Selbst wenn die KI eine „Chain of Thought“ (Gedankenkette) generiert (also laut denkt), ist sie immer noch nur dabei, das nächste Wort basierend auf Mustern vorherzusagen, anstatt die Logik oder die Wahrheit tatsächlich zu verstehen.

Das Fazit: Wer ist verantwortlich?

Da die KI lediglich eine komplexe Mustererkennungsmaschine ist (wie der Würfel-Koch oder das Wörterbuch) und kein „Verpflichtungs-tragendes Subjekt“ (wie ein Mensch), kann ihr nicht die Schuld gegeben werden.
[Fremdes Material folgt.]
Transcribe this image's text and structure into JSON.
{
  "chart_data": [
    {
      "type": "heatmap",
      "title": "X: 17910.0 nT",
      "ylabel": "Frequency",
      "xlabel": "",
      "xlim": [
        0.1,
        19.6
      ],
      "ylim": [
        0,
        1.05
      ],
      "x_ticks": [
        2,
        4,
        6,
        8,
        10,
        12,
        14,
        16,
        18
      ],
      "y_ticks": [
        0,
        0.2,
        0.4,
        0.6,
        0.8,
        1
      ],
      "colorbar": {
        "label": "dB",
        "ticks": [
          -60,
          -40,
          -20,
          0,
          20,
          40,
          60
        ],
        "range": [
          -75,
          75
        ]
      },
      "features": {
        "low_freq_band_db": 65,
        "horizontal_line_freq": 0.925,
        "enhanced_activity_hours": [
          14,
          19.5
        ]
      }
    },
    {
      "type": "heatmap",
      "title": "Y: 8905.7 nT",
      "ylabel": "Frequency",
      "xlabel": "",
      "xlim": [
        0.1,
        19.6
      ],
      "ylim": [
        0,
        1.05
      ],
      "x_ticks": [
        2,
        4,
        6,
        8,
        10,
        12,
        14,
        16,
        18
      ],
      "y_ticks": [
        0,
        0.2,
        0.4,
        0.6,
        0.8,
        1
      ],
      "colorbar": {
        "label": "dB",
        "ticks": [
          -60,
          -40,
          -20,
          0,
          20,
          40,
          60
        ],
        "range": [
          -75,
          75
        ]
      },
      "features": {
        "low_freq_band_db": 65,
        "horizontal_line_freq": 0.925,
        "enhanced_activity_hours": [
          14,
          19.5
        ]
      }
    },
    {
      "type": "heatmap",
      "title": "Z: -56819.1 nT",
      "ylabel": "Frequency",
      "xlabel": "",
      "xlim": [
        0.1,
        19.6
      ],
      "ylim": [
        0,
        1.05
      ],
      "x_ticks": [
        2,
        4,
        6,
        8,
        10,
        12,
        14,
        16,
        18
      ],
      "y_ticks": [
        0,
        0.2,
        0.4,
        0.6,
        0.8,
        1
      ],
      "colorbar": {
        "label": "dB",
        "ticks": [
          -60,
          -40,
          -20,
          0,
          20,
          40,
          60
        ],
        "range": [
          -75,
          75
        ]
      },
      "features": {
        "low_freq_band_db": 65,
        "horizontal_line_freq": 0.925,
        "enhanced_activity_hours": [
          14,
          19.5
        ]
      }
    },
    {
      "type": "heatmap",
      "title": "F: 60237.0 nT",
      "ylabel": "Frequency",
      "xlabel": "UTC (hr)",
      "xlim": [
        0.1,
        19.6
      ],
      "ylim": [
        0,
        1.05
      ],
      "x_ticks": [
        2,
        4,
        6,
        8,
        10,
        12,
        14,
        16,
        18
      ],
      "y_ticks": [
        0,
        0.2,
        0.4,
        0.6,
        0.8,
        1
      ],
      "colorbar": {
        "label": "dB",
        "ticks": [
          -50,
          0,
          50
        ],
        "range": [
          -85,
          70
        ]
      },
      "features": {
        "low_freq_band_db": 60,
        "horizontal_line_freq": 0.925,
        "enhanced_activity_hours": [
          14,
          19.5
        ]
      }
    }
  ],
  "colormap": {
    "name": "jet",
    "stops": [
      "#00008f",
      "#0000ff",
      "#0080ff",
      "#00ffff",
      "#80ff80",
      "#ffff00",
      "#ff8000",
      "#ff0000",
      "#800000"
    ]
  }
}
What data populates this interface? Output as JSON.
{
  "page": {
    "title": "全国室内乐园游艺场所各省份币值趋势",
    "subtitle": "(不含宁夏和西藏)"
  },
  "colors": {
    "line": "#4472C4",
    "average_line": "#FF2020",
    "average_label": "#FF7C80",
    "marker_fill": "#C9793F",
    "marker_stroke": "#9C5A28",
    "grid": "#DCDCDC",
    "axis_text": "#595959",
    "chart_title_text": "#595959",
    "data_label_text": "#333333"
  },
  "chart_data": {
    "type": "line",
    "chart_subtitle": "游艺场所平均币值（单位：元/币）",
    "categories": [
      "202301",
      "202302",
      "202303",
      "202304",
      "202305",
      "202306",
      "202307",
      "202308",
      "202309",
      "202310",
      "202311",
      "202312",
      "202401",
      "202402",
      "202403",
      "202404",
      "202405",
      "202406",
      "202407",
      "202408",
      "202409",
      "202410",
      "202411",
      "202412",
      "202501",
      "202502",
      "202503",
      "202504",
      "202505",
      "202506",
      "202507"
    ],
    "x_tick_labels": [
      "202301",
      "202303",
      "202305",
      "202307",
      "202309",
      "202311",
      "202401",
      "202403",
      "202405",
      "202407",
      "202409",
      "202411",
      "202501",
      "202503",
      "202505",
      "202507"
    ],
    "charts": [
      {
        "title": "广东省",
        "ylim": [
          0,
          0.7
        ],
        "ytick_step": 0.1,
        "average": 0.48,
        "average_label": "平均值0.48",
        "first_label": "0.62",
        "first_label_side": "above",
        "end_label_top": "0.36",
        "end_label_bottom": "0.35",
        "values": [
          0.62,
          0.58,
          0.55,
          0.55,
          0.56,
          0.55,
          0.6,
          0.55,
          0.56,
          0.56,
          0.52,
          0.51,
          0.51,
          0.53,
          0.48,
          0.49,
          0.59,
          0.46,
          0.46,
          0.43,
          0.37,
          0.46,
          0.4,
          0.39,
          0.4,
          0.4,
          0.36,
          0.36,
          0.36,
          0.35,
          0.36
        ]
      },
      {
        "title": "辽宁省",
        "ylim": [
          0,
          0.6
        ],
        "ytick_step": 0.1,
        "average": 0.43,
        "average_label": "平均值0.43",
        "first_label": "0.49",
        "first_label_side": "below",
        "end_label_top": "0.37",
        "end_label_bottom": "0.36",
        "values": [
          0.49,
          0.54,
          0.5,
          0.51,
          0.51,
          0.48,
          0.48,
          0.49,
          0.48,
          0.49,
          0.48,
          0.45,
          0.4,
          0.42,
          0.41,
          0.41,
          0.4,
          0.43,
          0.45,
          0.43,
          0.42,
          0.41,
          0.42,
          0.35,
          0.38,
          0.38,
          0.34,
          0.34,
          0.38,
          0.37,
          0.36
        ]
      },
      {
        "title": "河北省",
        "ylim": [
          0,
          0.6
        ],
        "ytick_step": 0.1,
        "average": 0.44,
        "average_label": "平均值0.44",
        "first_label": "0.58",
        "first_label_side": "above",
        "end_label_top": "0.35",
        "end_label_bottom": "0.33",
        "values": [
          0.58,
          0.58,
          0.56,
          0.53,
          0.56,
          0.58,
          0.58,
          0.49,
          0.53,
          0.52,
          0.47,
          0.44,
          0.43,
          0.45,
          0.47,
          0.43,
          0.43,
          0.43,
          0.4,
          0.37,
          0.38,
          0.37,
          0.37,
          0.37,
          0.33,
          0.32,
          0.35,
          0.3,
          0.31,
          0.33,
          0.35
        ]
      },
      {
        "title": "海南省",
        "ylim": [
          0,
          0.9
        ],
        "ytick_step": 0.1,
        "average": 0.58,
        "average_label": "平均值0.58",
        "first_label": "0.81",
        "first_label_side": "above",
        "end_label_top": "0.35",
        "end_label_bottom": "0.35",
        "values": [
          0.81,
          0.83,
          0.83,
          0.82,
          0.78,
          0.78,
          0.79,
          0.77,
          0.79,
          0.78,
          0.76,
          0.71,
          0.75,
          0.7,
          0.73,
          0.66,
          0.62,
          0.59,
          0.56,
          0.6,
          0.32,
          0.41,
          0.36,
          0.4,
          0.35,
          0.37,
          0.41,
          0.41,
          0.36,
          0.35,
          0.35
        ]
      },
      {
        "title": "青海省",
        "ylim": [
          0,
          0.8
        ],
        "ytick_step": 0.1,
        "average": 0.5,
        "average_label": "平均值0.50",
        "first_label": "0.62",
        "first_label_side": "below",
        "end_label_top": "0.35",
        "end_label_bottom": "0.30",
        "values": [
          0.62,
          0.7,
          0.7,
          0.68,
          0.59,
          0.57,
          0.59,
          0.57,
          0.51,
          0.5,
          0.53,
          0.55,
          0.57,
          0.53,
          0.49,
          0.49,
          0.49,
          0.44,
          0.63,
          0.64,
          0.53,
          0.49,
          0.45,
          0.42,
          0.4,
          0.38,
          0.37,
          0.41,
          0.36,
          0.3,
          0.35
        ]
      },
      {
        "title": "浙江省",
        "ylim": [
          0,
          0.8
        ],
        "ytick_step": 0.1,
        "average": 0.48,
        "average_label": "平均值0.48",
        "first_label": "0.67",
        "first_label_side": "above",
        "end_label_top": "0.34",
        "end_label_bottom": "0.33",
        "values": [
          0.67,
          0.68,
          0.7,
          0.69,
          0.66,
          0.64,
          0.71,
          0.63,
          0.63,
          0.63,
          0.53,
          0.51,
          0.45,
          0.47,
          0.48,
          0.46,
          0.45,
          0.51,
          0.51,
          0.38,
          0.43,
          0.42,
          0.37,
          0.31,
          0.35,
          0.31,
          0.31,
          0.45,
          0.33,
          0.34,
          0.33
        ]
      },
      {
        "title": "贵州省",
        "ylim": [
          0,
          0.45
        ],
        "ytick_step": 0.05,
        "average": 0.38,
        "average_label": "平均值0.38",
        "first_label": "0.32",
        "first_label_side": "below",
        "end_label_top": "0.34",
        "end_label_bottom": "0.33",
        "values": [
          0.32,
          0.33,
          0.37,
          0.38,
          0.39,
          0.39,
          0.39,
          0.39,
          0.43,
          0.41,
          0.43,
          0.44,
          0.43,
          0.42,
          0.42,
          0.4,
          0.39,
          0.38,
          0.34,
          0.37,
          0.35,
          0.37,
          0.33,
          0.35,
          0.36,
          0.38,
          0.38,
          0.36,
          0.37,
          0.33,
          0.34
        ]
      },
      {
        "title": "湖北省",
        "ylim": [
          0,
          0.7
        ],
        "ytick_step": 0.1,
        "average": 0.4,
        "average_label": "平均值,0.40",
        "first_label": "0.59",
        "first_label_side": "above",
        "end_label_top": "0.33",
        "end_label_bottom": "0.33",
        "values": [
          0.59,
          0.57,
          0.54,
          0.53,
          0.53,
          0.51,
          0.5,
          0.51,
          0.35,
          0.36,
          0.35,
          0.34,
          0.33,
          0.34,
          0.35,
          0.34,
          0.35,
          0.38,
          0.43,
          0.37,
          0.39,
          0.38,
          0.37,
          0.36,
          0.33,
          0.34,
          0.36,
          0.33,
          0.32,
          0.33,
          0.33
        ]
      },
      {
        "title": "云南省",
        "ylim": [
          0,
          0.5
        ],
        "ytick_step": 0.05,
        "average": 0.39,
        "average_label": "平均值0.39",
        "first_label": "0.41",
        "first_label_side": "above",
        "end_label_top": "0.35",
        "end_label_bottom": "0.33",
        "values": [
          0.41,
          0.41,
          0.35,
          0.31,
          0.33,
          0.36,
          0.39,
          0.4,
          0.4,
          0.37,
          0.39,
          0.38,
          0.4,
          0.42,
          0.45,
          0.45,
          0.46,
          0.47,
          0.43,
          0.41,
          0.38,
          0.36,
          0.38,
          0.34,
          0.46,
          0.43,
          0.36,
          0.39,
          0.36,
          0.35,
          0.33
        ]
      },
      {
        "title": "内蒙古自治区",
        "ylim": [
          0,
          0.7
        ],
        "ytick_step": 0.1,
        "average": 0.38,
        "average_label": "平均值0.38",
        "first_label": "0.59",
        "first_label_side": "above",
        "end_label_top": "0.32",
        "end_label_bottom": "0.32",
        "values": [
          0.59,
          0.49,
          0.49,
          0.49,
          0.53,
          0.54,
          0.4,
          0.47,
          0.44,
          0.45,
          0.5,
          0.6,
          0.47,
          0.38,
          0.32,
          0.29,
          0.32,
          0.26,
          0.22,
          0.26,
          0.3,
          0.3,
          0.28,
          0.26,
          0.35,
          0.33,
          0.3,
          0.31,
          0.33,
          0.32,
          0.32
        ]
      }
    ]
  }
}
  • Das Urteil des Papers: Wenn eine KI etwas Schädliches sagt, können wir nicht sagen: „Die KI ist schlecht.“ Wir müssen auf die Menschen schauen.
  • Wer ist verantwortlich? Die Menschen, die die KI gebaut haben, die Unternehmen, die sie eingesetzt haben, und die Nutzer, die die Fragen gestellt haben.

Die abschließende Metapher:
Wenn ein Hammer jemandes Zeh trifft, geben wir nicht dem Hammer die Schuld. Wir geben der Person die Schuld, die ihn schwingt.

  • Die KI ist der Hammer.
  • Das „Sampling“ (die Zufälligkeit) ist nur der Hammer, der in einem leicht anderen Bogen schwingt.
  • Die Menschen sind diejenigen, die den Griff halten.

Das Paper kommt zu dem Schluss, dass wir aufhören müssen, KI wie eine moralische Person zu behandeln, und statfangen sollten, sie als Werkzeug zu betrachten. Wir regulieren das Werkzeug und die Menschen, die es benutzen, nicht das Werkzeug selbst.